2 Nisan 2015 Perşembe

Rüzgar

O gün birden sabah olmuştu işte sıradan bir gündü. Güneş aynı yerden doğmuştu. Apartman kapısı aynı gürlükte gıcırdamış, alarm aynı saatte çalmıştı. Aynı rüyayı görüp, aynı suyla ayılmıştım. Her Nisan sabahı gibi biraz soğuktu. Adımlarım aynı yarışta birbiriyle ben yine aynı yolu yürümüştüm akasya kokulu bir sabahtı işte.
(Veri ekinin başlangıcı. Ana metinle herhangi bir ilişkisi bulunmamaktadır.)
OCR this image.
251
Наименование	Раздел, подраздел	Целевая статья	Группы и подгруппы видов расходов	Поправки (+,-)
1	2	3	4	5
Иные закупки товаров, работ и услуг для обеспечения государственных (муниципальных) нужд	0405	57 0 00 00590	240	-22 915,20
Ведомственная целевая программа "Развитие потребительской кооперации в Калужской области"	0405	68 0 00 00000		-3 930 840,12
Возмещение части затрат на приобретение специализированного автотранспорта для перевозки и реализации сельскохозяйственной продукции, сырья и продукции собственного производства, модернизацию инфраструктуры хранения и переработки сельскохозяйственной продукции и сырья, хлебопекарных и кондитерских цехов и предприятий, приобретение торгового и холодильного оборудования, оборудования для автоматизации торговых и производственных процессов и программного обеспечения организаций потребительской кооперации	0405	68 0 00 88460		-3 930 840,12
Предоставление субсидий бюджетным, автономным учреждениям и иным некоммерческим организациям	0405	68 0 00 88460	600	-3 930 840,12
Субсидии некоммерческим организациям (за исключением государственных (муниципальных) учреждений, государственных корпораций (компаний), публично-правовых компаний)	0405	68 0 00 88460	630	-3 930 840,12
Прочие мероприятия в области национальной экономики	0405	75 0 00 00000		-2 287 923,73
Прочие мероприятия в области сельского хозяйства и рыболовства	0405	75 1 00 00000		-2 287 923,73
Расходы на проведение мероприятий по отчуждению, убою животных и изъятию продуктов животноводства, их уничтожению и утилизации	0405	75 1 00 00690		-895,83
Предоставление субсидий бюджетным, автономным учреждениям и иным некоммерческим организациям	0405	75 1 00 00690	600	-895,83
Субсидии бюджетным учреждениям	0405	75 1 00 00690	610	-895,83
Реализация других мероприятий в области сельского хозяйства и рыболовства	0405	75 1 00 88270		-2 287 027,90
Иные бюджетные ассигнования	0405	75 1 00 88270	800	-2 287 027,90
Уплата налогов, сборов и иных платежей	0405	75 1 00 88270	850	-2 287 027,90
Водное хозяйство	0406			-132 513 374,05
Esnaf kepengi kaldırmıştı, en taze ekmeğin kokusunu ilk ben almıştım. Yılın en pahalı eriği vardı manavda, otelin önündeki komik kıyafetli adam üşüyordu yine. Dersaneler umut topluyor, Belediye Görevlileri meydana sinen çiği süpürüyordu. İstanbul bir kaosa daha hazırlanıyordu. Şoförler ve martılar yine öfkeliydi. Kedilerin güzel olanları doymuş, çirkinler aç kalmıştı. Yeni güne hazırlanıyordu şehir, bayram günü gibi tertemiz giydirilmişti İstanbul, şeker ister gibi açmıştı avcunu. Sen yoktun, sadece sen yoktun. Başka yerde, başka bir zaman diliminde, hiç habersiz başka öfkede, orada saat kaçtı bilmiyordum.